The IKI Small Grants project includes training for community leaders to manage areas for conservation, protection, and recovery of natural and cultural resources. The organisation develops for community leaders four workshops on natural and cultural resources techniques and three sessions to develop and validate the monitoring and control plan for the productive ecosystems. Nine field trips aim to identify areas and mechanisms to conserve and recover. In total, the project aims to conserve and recover 60 hectares of natural and cultural resources. Finally, community leaders systematise the recovered ecosystems and draw lessons from them.

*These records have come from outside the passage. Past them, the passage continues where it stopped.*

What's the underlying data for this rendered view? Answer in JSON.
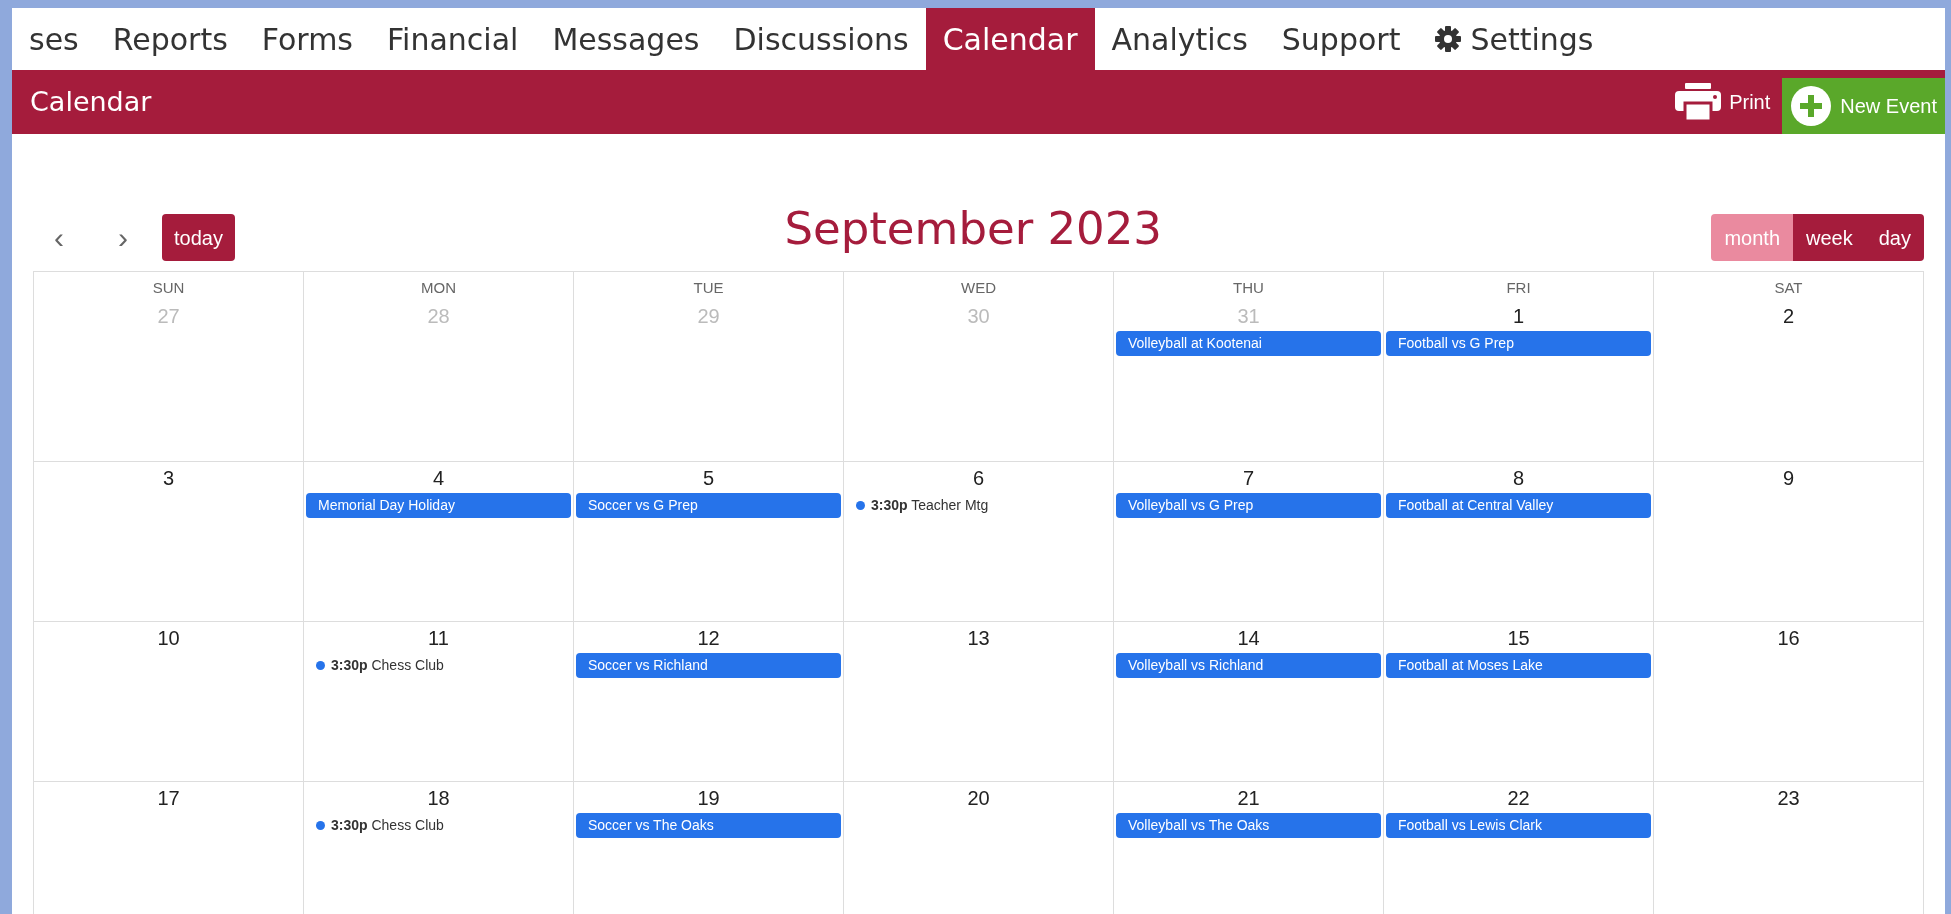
{
  "nav_tabs": [
    {
      "label": "ses",
      "selected": false,
      "icon": false
    },
    {
      "label": "Reports",
      "selected": false,
      "icon": false
    },
    {
      "label": "Forms",
      "selected": false,
      "icon": false
    },
    {
      "label": "Financial",
      "selected": false,
      "icon": false
    },
    {
      "label": "Messages",
      "selected": false,
      "icon": false
    },
    {
      "label": "Discussions",
      "selected": false,
      "icon": false
    },
    {
      "label": "Calendar",
      "selected": true,
      "icon": false
    },
    {
      "label": "Analytics",
      "selected": false,
      "icon": false
    },
    {
      "label": "Support",
      "selected": false,
      "icon": false
    },
    {
      "label": "Settings",
      "selected": false,
      "icon": true
    }
  ],
  "header": {
    "title": "Calendar",
    "print": "Print",
    "new_event": "New Event"
  },
  "toolbar": {
    "prev": "‹",
    "next": "›",
    "today": "today",
    "title": "September 2023",
    "views": [
      {
        "label": "month",
        "selected": true
      },
      {
        "label": "week",
        "selected": false
      },
      {
        "label": "day",
        "selected": false
      }
    ]
  },
  "weekdays": [
    "SUN",
    "MON",
    "TUE",
    "WED",
    "THU",
    "FRI",
    "SAT"
  ],
  "weeks": [
    [
      {
        "day": "27",
        "other_month": true
      },
      {
        "day": "28",
        "other_month": true
      },
      {
        "day": "29",
        "other_month": true
      },
      {
        "day": "30",
        "other_month": true
      },
      {
        "day": "31",
        "other_month": true,
        "events": [
          {
            "kind": "bar",
            "title": "Volleyball at Kootenai"
          }
        ]
      },
      {
        "day": "1",
        "other_month": false,
        "events": [
          {
            "kind": "bar",
            "title": "Football vs G Prep"
          }
        ]
      },
      {
        "day": "2",
        "other_month": false
      }
    ],
    [
      {
        "day": "3",
        "other_month": false
      },
      {
        "day": "4",
        "other_month": false,
        "events": [
          {
            "kind": "bar",
            "title": "Memorial Day Holiday"
          }
        ]
      },
      {
        "day": "5",
        "other_month": false,
        "events": [
          {
            "kind": "bar",
            "title": "Soccer vs G Prep"
          }
        ]
      },
      {
        "day": "6",
        "other_month": false,
        "events": [
          {
            "kind": "dot",
            "time": "3:30p",
            "title": "Teacher Mtg"
          }
        ]
      },
      {
        "day": "7",
        "other_month": false,
        "events": [
          {
            "kind": "bar",
            "title": "Volleyball vs G Prep"
          }
        ]
      },
      {
        "day": "8",
        "other_month": false,
        "events": [
          {
            "kind": "bar",
            "title": "Football at Central Valley"
          }
        ]
      },
      {
        "day": "9",
        "other_month": false
      }
    ],
    [
      {
        "day": "10",
        "other_month": false
      },
      {
        "day": "11",
        "other_month": false,
        "events": [
          {
            "kind": "dot",
            "time": "3:30p",
            "title": "Chess Club"
          }
        ]
      },
      {
        "day": "12",
        "other_month": false,
        "events": [
          {
            "kind": "bar",
            "title": "Soccer vs Richland"
          }
        ]
      },
      {
        "day": "13",
        "other_month": false
      },
      {
        "day": "14",
        "other_month": false,
        "events": [
          {
            "kind": "bar",
            "title": "Volleyball vs Richland"
          }
        ]
      },
      {
        "day": "15",
        "other_month": false,
        "events": [
          {
            "kind": "bar",
            "title": "Football at Moses Lake"
          }
        ]
      },
      {
        "day": "16",
        "other_month": false
      }
    ],
    [
      {
        "day": "17",
        "other_month": false
      },
      {
        "day": "18",
        "other_month": false,
        "events": [
          {
            "kind": "dot",
            "time": "3:30p",
            "title": "Chess Club"
          }
        ]
      },
      {
        "day": "19",
        "other_month": false,
        "events": [
          {
            "kind": "bar",
            "title": "Soccer vs The Oaks"
          }
        ]
      },
      {
        "day": "20",
        "other_month": false
      },
      {
        "day": "21",
        "other_month": false,
        "events": [
          {
            "kind": "bar",
            "title": "Volleyball vs The Oaks"
          }
        ]
      },
      {
        "day": "22",
        "other_month": false,
        "events": [
          {
            "kind": "bar",
            "title": "Football vs Lewis Clark"
          }
        ]
      },
      {
        "day": "23",
        "other_month": false
      }
    ]
  ]
}
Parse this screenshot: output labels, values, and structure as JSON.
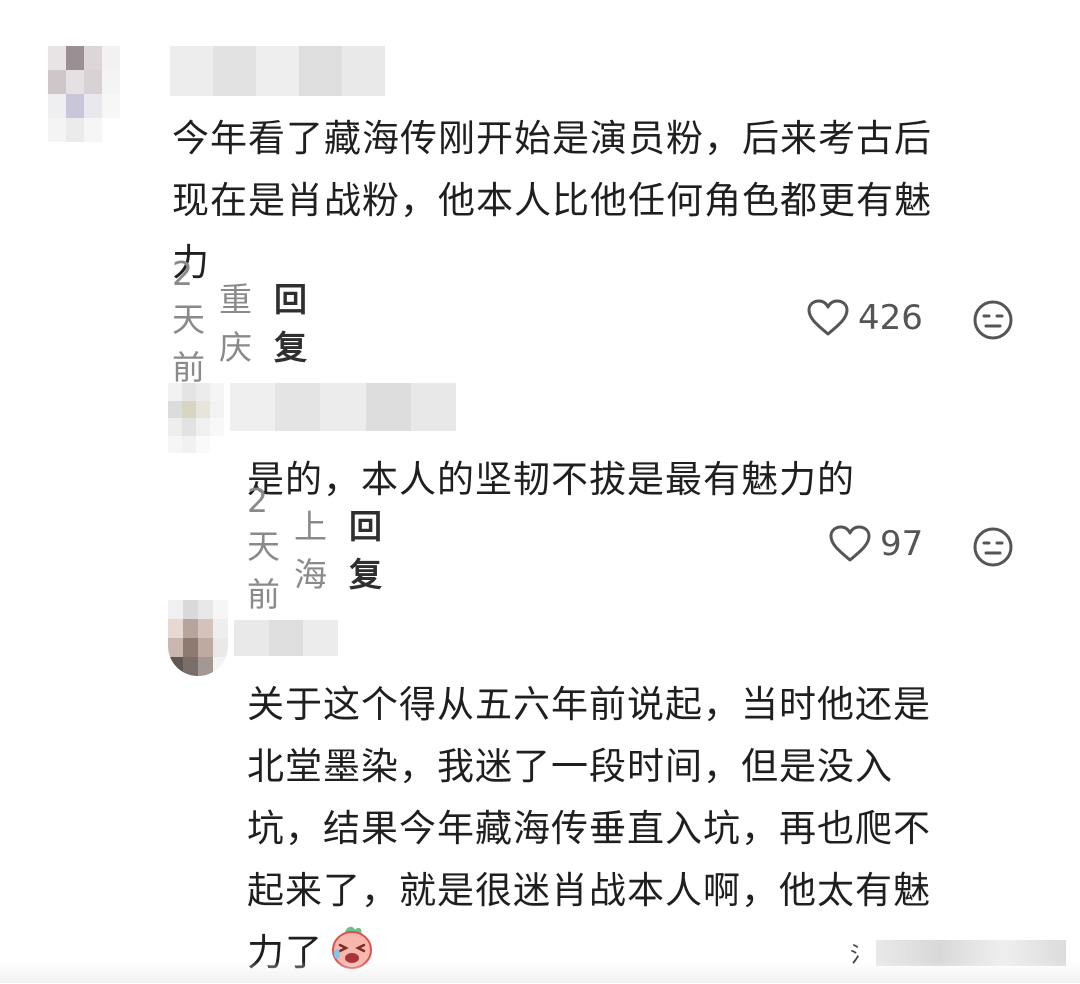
{
  "comments": [
    {
      "text": "今年看了藏海传刚开始是演员粉，后来考古后\n现在是肖战粉，他本人比他任何角色都更有魅\n力",
      "time": "2天前",
      "location": "重庆",
      "reply": "回复",
      "likes": "426"
    },
    {
      "text": "是的，本人的坚韧不拔是最有魅力的",
      "time": "2天前",
      "location": "上海",
      "reply": "回复",
      "likes": "97"
    },
    {
      "text": "关于这个得从五六年前说起，当时他还是\n北堂墨染，我迷了一段时间，但是没入\n坑，结果今年藏海传垂直入坑，再也爬不\n起来了，就是很迷肖战本人啊，他太有魅\n力了"
    }
  ],
  "icons": {
    "like": "heart-outline-icon",
    "dislike": "unhappy-face-icon",
    "emoji": "crying-emoji-icon"
  },
  "colors": {
    "meta": "#8a8a8a",
    "reply": "#2f2f2f",
    "text": "#1f1f1f"
  }
}
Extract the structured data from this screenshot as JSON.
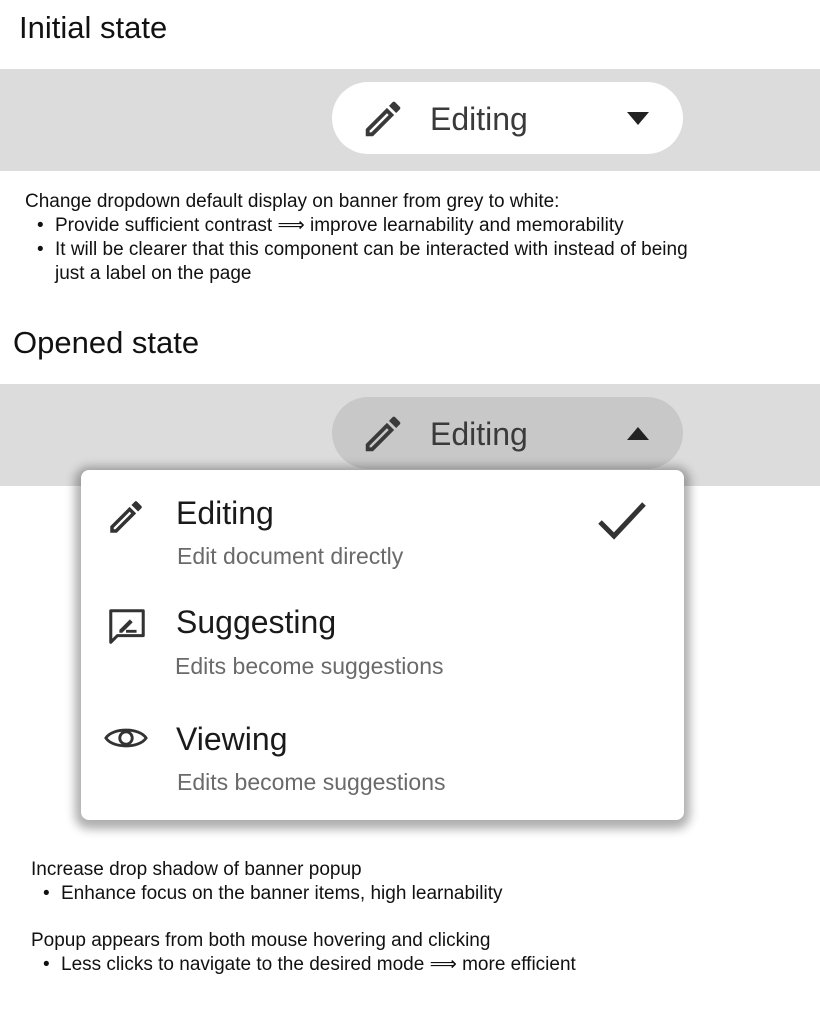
{
  "sections": {
    "initial": {
      "title": "Initial state",
      "dropdown": {
        "label": "Editing",
        "icon": "pencil-icon",
        "caret": "caret-down-icon"
      },
      "note": {
        "lead": "Change dropdown default display on banner from grey to white:",
        "bullets": [
          "Provide sufficient contrast ⟹ improve learnability and memorability",
          "It will be clearer that this component can be interacted with instead of being just a label on the page"
        ]
      }
    },
    "opened": {
      "title": "Opened state",
      "dropdown": {
        "label": "Editing",
        "icon": "pencil-icon",
        "caret": "caret-up-icon"
      },
      "menu": {
        "options": [
          {
            "title": "Editing",
            "subtitle": "Edit document directly",
            "icon": "pencil-icon",
            "selected": true
          },
          {
            "title": "Suggesting",
            "subtitle": "Edits become suggestions",
            "icon": "suggest-icon",
            "selected": false
          },
          {
            "title": "Viewing",
            "subtitle": "Edits become suggestions",
            "icon": "eye-icon",
            "selected": false
          }
        ]
      },
      "notes": [
        {
          "lead": "Increase drop shadow of banner popup",
          "bullets": [
            "Enhance focus on the banner items, high learnability"
          ]
        },
        {
          "lead": "Popup appears from both mouse hovering and clicking",
          "bullets": [
            "Less clicks to navigate to the desired mode ⟹ more efficient"
          ]
        }
      ]
    }
  },
  "colors": {
    "banner": "#dcdcdc",
    "dropdown_default": "#ffffff",
    "dropdown_open": "#c8c8c8",
    "text": "#111111",
    "subtext": "#6a6a6a"
  }
}
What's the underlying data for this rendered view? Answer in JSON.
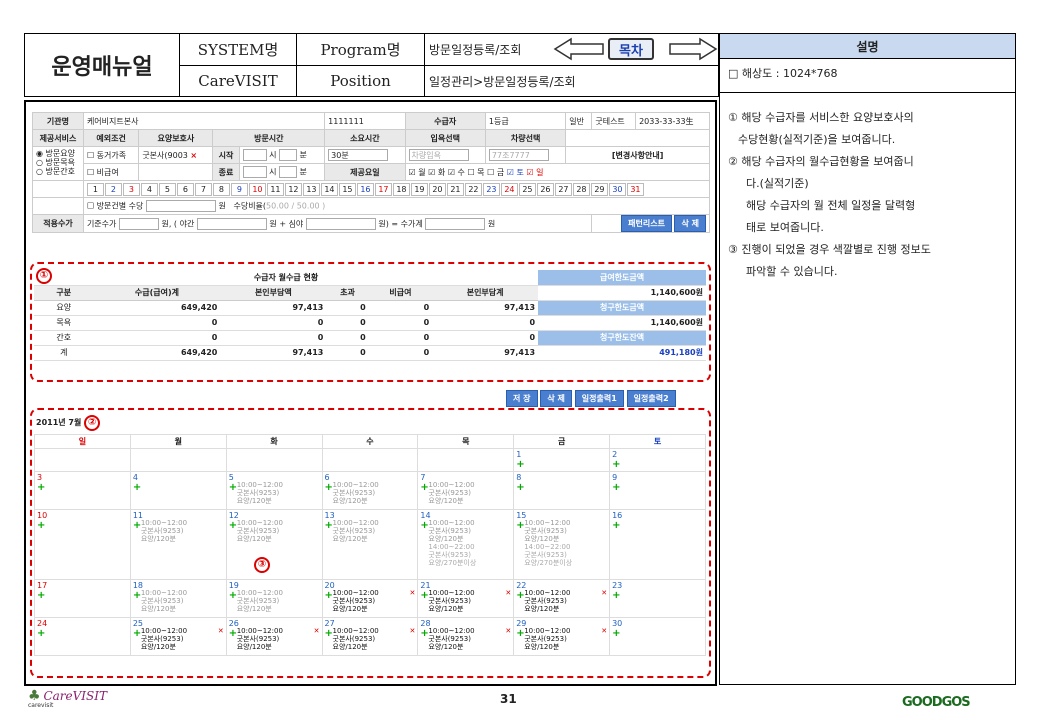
{
  "header": {
    "manual_title": "운영매뉴얼",
    "system_label": "SYSTEM명",
    "system_value": "CareVISIT",
    "program_label": "Program명",
    "program_value": "방문일정등록/조회",
    "position_label": "Position",
    "position_value": "일정관리>방문일정등록/조회",
    "toc_label": "목차"
  },
  "description": {
    "title": "설명",
    "resolution": "□ 해상도 : 1024*768",
    "items": [
      "① 해당 수급자를 서비스한 요양보호사의",
      "수당현황(실적기준)을 보여줍니다.",
      "② 해당 수급자의 월수급현황을 보여줍니",
      "다.(실적기준)",
      "해당 수급자의 월 전체 일정을 달력형",
      "태로 보여줍니다.",
      "③ 진행이 되었을 경우 색깔별로 진행 정보도",
      "파악할 수 있습니다."
    ]
  },
  "form": {
    "agency_label": "기관명",
    "agency_value": "케어비지트본사",
    "agency_code": "1111111",
    "recipient_label": "수급자",
    "grade": "1등급",
    "type": "일반",
    "test_name": "굿테스트",
    "test_id": "2033-33-33生",
    "service_label": "제공서비스",
    "exception_label": "예외조건",
    "caregiver_label": "요양보호사",
    "visit_time_label": "방문시간",
    "duration_label": "소요시간",
    "entry_label": "입욕선택",
    "vehicle_label": "차량선택",
    "svc_options": [
      "방문요양",
      "방문목욕",
      "방문간호"
    ],
    "family_label": "동거가족",
    "caregiver_value": "굿본사(9003",
    "start_label": "시작",
    "end_label": "종료",
    "hour_label": "시",
    "min_label": "분",
    "duration_value": "30분",
    "entry_value": "차량입욕",
    "vehicle_value": "77조7777",
    "change_label": "[변경사항안내]",
    "nonpay_label": "비급여",
    "weekday_label": "제공요일",
    "weekdays": [
      "월",
      "화",
      "수",
      "목",
      "금",
      "토",
      "일"
    ],
    "days": [
      "1",
      "2",
      "3",
      "4",
      "5",
      "6",
      "7",
      "8",
      "9",
      "10",
      "11",
      "12",
      "13",
      "14",
      "15",
      "16",
      "17",
      "18",
      "19",
      "20",
      "21",
      "22",
      "23",
      "24",
      "25",
      "26",
      "27",
      "28",
      "29",
      "30",
      "31"
    ],
    "bath_fee_label": "방문건별 수당",
    "won": "원",
    "fee_ratio_label": "수당비율(",
    "fee_ratio_value": "50.00 / 50.00 )",
    "apply_label": "적용수가",
    "base_label": "기준수가",
    "night_label": "원, ( 야간",
    "deep_label": "원 + 심야",
    "total_label": "원) = 수가계",
    "won2": "원",
    "pattern_btn": "패턴리스트",
    "delete_btn": "삭 제"
  },
  "summary": {
    "title": "수급자 월수급 현황",
    "limit_label": "급여한도금액",
    "limit_value": "1,140,600원",
    "claim_label": "청구한도금액",
    "claim_value": "1,140,600원",
    "remain_label": "청구한도잔액",
    "remain_value": "491,180원",
    "columns": [
      "구분",
      "수급(급여)계",
      "본인부담액",
      "초과",
      "비급여",
      "본인부담계"
    ],
    "rows": [
      [
        "요양",
        "649,420",
        "97,413",
        "0",
        "0",
        "97,413"
      ],
      [
        "목욕",
        "0",
        "0",
        "0",
        "0",
        "0"
      ],
      [
        "간호",
        "0",
        "0",
        "0",
        "0",
        "0"
      ],
      [
        "계",
        "649,420",
        "97,413",
        "0",
        "0",
        "97,413"
      ]
    ]
  },
  "actions": [
    "저 장",
    "삭 제",
    "일정출력1",
    "일정출력2"
  ],
  "calendar": {
    "month_label": "2011년 7월",
    "weekdays": [
      "일",
      "월",
      "화",
      "수",
      "목",
      "금",
      "토"
    ],
    "schedule_time": "10:00~12:00",
    "schedule_person": "굿본사(9253)",
    "schedule_type": "요양/120분",
    "extra_time": "14:00~22:00",
    "extra_type": "요양/270분이상"
  },
  "annotations": [
    "①",
    "②",
    "③"
  ],
  "footer": {
    "page": "31",
    "logo_left": "CareVISIT",
    "logo_left_sub": "carevisit",
    "logo_right": "GOODGOS"
  }
}
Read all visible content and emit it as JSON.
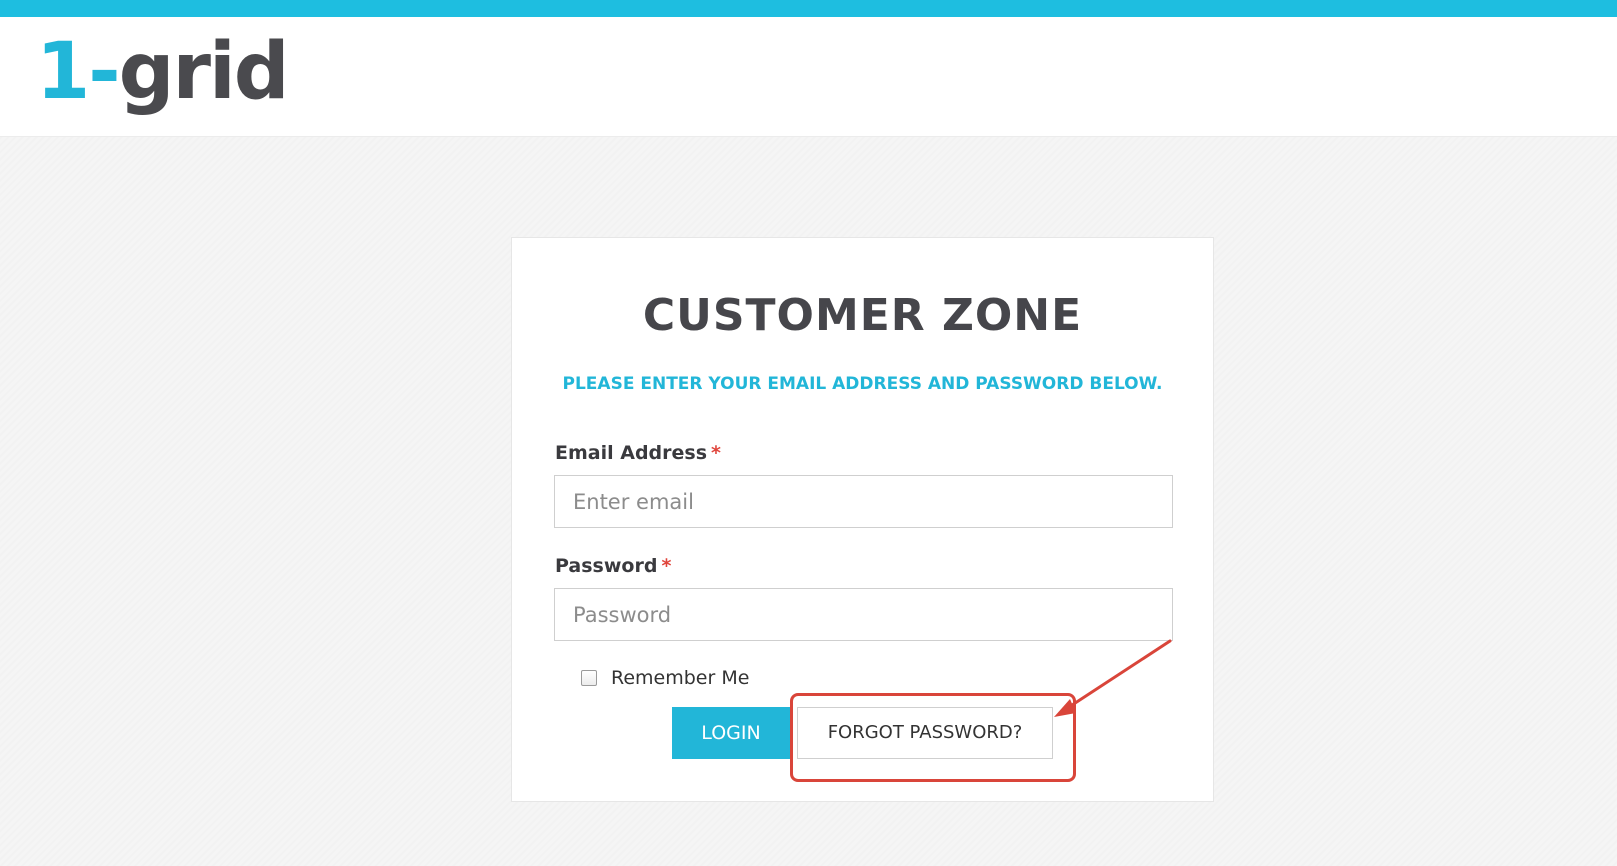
{
  "header": {
    "logo_part1": "1-",
    "logo_part2": "grid"
  },
  "card": {
    "title": "CUSTOMER ZONE",
    "subtitle": "PLEASE ENTER YOUR EMAIL ADDRESS AND PASSWORD BELOW."
  },
  "form": {
    "email_label": "Email Address",
    "email_placeholder": "Enter email",
    "email_value": "",
    "password_label": "Password",
    "password_placeholder": "Password",
    "password_value": "",
    "required_marker": "*",
    "remember_label": "Remember Me",
    "remember_checked": false,
    "login_label": "LOGIN",
    "forgot_label": "FORGOT PASSWORD?"
  },
  "colors": {
    "accent": "#22b6d8",
    "text_dark": "#46464b",
    "annotation": "#d9453a"
  },
  "icons": {
    "annotation_arrow": "arrow-icon"
  }
}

The project aims to strengthen the capacity of local stakeholders for sustainable governance of their territories. For this, the organisation develops nine workshops for the generation of a productive ecosystem, four workshops on integrated native forest management and microclimate generation, four leadership workshops for women in governance and sustainable management of ecosystem services and four trainings in rural communication and development. Moreover, the organisation builds three forest nurseries of native species and elaborates an audio-visual material on the management of productive ecosystems by women.

CAPACITY DEVELOPMENT

IKI Small Grants supports Diaconia Peru in their organisational capacity development through:

  • development of training processes on the elaboration of communicational tools.
  • development of competencies and skills in results-based project management a strategy that lays the foundation for an integrated approach to planning, monitoring and evaluation of development projects.

ABOUT THE ORGANISATION

Diaconía – Asociación evangélica luterana de ayuda para el desarrollo comunal is a NGO founded in 1983. Its mission is inspired by the faith in christ. The organisation supports vulnerable and at-risk populations as facilitators in their sustainable development processes and in the full exercise of their civil, political, economic, social, cultural, and environmental rights. They are currently working with the most vulnerable rural population in four regions of the country by designing and implementing institutional strengthening, social, economic, and environmental management, and organisational development projects.